Suman Muppidi
Research Associate
Aerospace Engineering and Mechanics, University of Minnesota
Multi-species flows
This page presents some of my work on developing the capability to solve for multiple species and chemically reacting flows on unstructured meshes.Classical Rayleigh Taylor
Figure : Temporal evolution of a 2-d Rayleigh Taylor instability.
Figure shows the temporal evolution from a simulation of the classical Rayleigh Taylor instability, a result of heavy fluid lying on top of the lighter fluid in the presence of gravity. The mesh is two--dimensional, the Atwood nuber is 0.5, and the Reynolds number is 2500. The initial condition includes specification of the hydrostatic pressure.
Well-stirred reactor
Figure : Temporal evolution of the various species in a well-stirred reactor.
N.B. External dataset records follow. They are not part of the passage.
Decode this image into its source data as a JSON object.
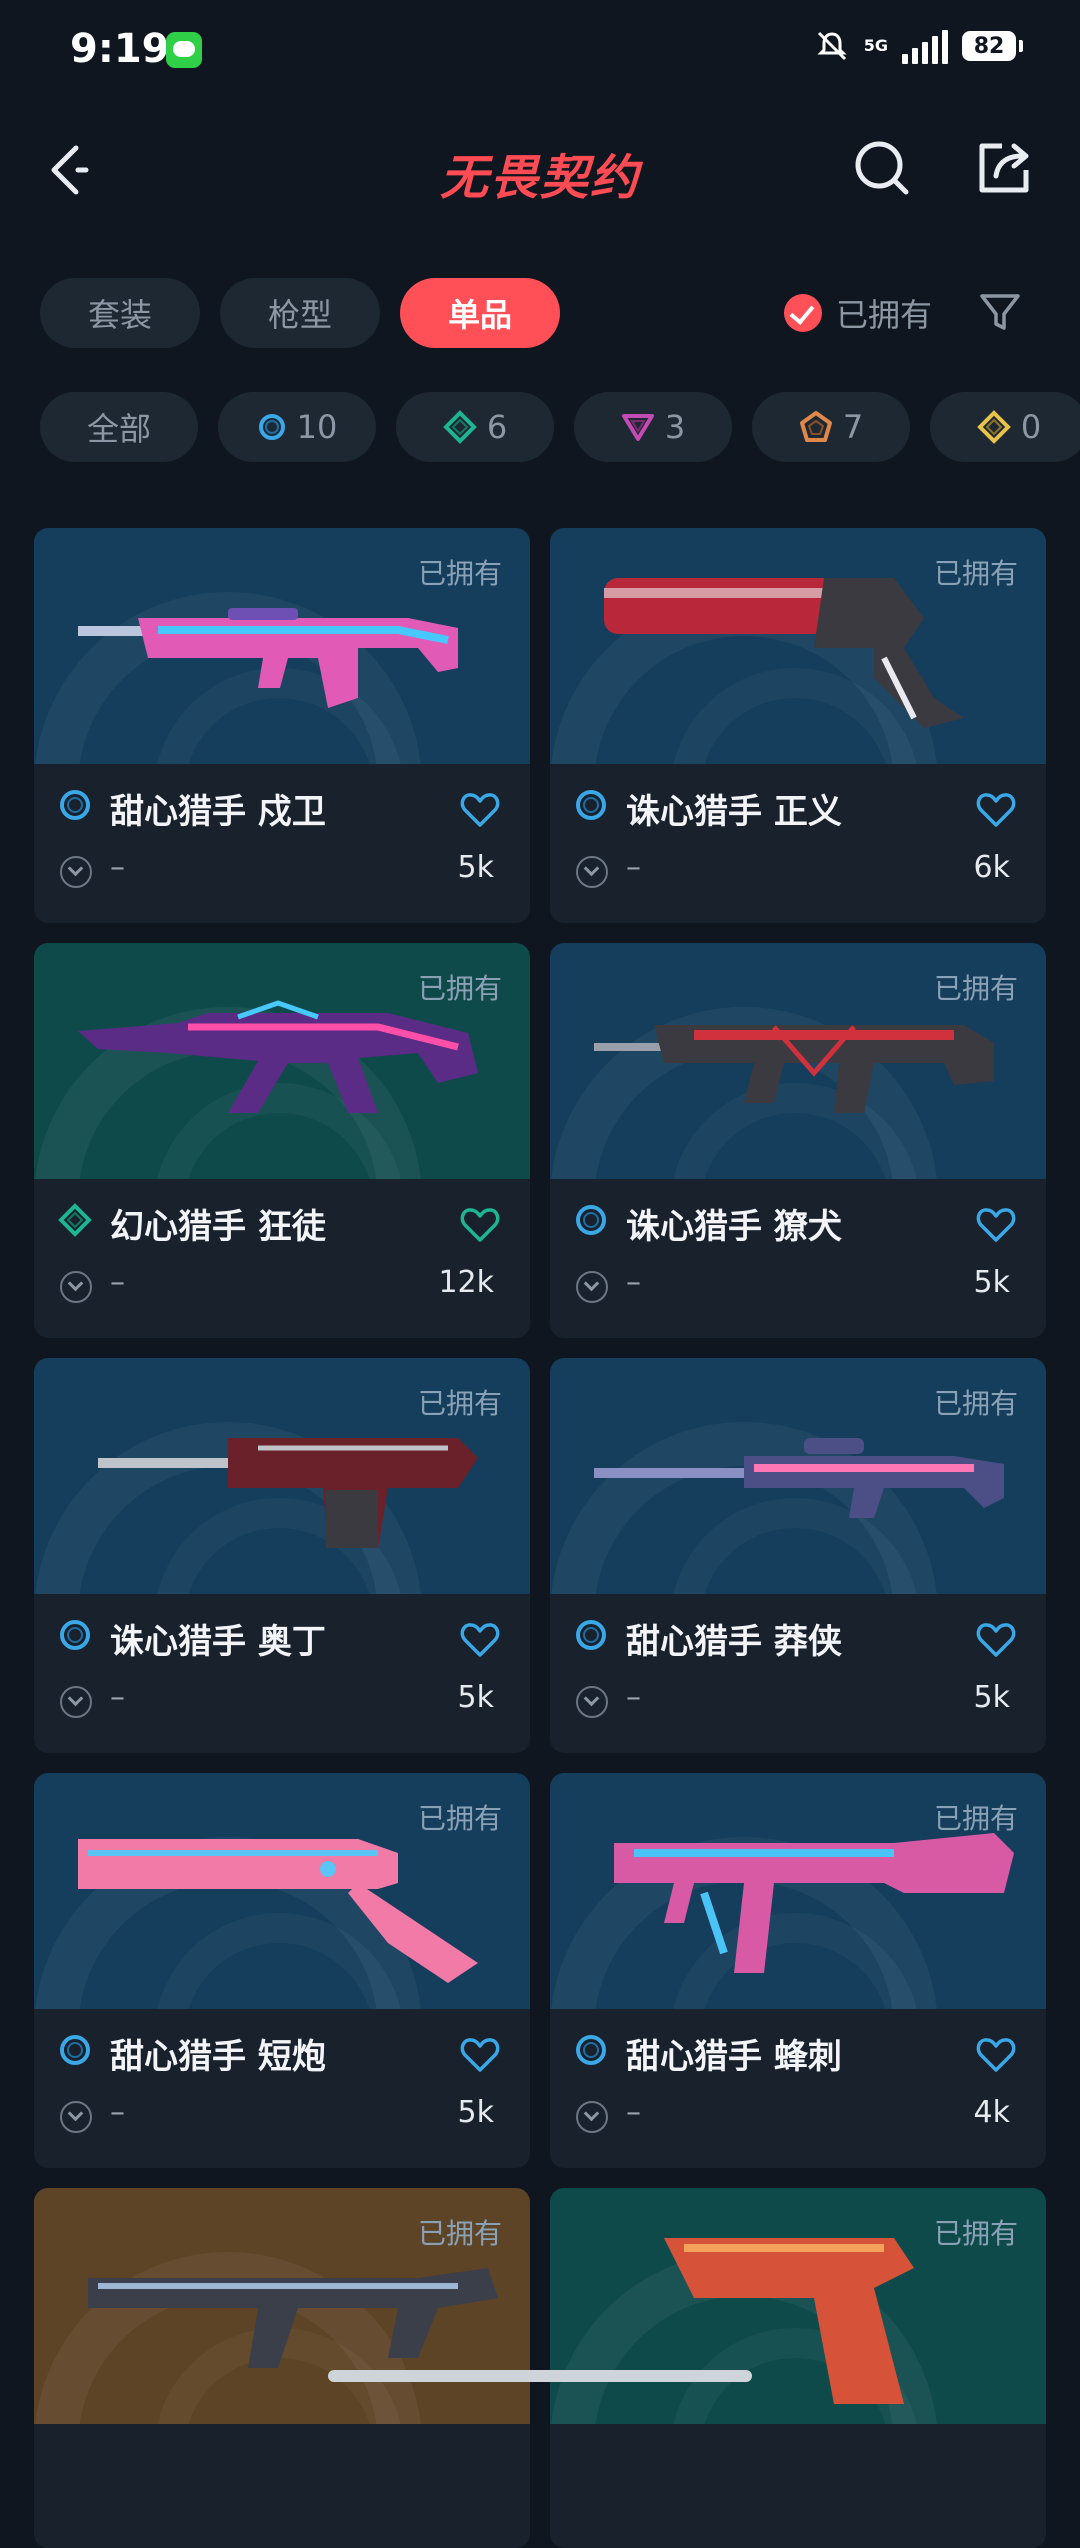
{
  "status": {
    "time": "9:19",
    "network": "5G",
    "battery": "82"
  },
  "header": {
    "title": "无畏契约"
  },
  "tabs": [
    {
      "label": "套装",
      "active": false
    },
    {
      "label": "枪型",
      "active": false
    },
    {
      "label": "单品",
      "active": true
    }
  ],
  "owned_filter": {
    "label": "已拥有",
    "checked": true
  },
  "rarity_chips": [
    {
      "label": "全部",
      "icon": "",
      "color": ""
    },
    {
      "label": "10",
      "icon": "circle-tier-icon",
      "color": "#3aa7e6"
    },
    {
      "label": "6",
      "icon": "diamond-tier-icon",
      "color": "#1fb593"
    },
    {
      "label": "3",
      "icon": "triangle-tier-icon",
      "color": "#c44bb3"
    },
    {
      "label": "7",
      "icon": "pentagon-tier-icon",
      "color": "#e0874a"
    },
    {
      "label": "0",
      "icon": "diamond-tier-icon",
      "color": "#e8c24a"
    }
  ],
  "cards": [
    {
      "name": "甜心猎手 戍卫",
      "owned": "已拥有",
      "level": "–",
      "likes": "5k",
      "tier": "circle",
      "bg": "blue",
      "gun_color": "#e05ab6",
      "accent": "#47c8ff"
    },
    {
      "name": "诛心猎手 正义",
      "owned": "已拥有",
      "level": "–",
      "likes": "6k",
      "tier": "circle",
      "bg": "blue",
      "gun_color": "#b8283a",
      "accent": "#e9e9ef"
    },
    {
      "name": "幻心猎手 狂徒",
      "owned": "已拥有",
      "level": "–",
      "likes": "12k",
      "tier": "diamond",
      "bg": "green",
      "gun_color": "#5a2c86",
      "accent": "#ff4fa8"
    },
    {
      "name": "诛心猎手 獠犬",
      "owned": "已拥有",
      "level": "–",
      "likes": "5k",
      "tier": "circle",
      "bg": "blue",
      "gun_color": "#3a3a40",
      "accent": "#d1303d"
    },
    {
      "name": "诛心猎手 奥丁",
      "owned": "已拥有",
      "level": "–",
      "likes": "5k",
      "tier": "circle",
      "bg": "blue",
      "gun_color": "#6a2129",
      "accent": "#bfc3ca"
    },
    {
      "name": "甜心猎手 莽侠",
      "owned": "已拥有",
      "level": "–",
      "likes": "5k",
      "tier": "circle",
      "bg": "blue",
      "gun_color": "#4b4f86",
      "accent": "#ff78b5"
    },
    {
      "name": "甜心猎手 短炮",
      "owned": "已拥有",
      "level": "–",
      "likes": "5k",
      "tier": "circle",
      "bg": "blue",
      "gun_color": "#f27aa7",
      "accent": "#5ac4f5"
    },
    {
      "name": "甜心猎手 蜂刺",
      "owned": "已拥有",
      "level": "–",
      "likes": "4k",
      "tier": "circle",
      "bg": "blue",
      "gun_color": "#d95aa4",
      "accent": "#4ac3f7"
    },
    {
      "name": "",
      "owned": "已拥有",
      "level": "",
      "likes": "",
      "tier": "",
      "bg": "brown",
      "gun_color": "#3b3f4a",
      "accent": "#9fb7d6"
    },
    {
      "name": "",
      "owned": "已拥有",
      "level": "",
      "likes": "",
      "tier": "",
      "bg": "green",
      "gun_color": "#d6533a",
      "accent": "#f2a25a"
    }
  ]
}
The algorithm is capable of handling complex chemistry, and is validated by solving for Hydrogen+Oxygen reaction using the Mueller mechanism, a nine species, nineteen reaction process. Figure shows the variation of the mass fractions of various species with time due to chemical reactions, in a well-stirred reactor. The problem is initialized with a spatially uniform distribution of Hydrogen and Oxygen at the stoichiometric ratio. The rest is Nitrogen. The initial mixture temperature is 1200K.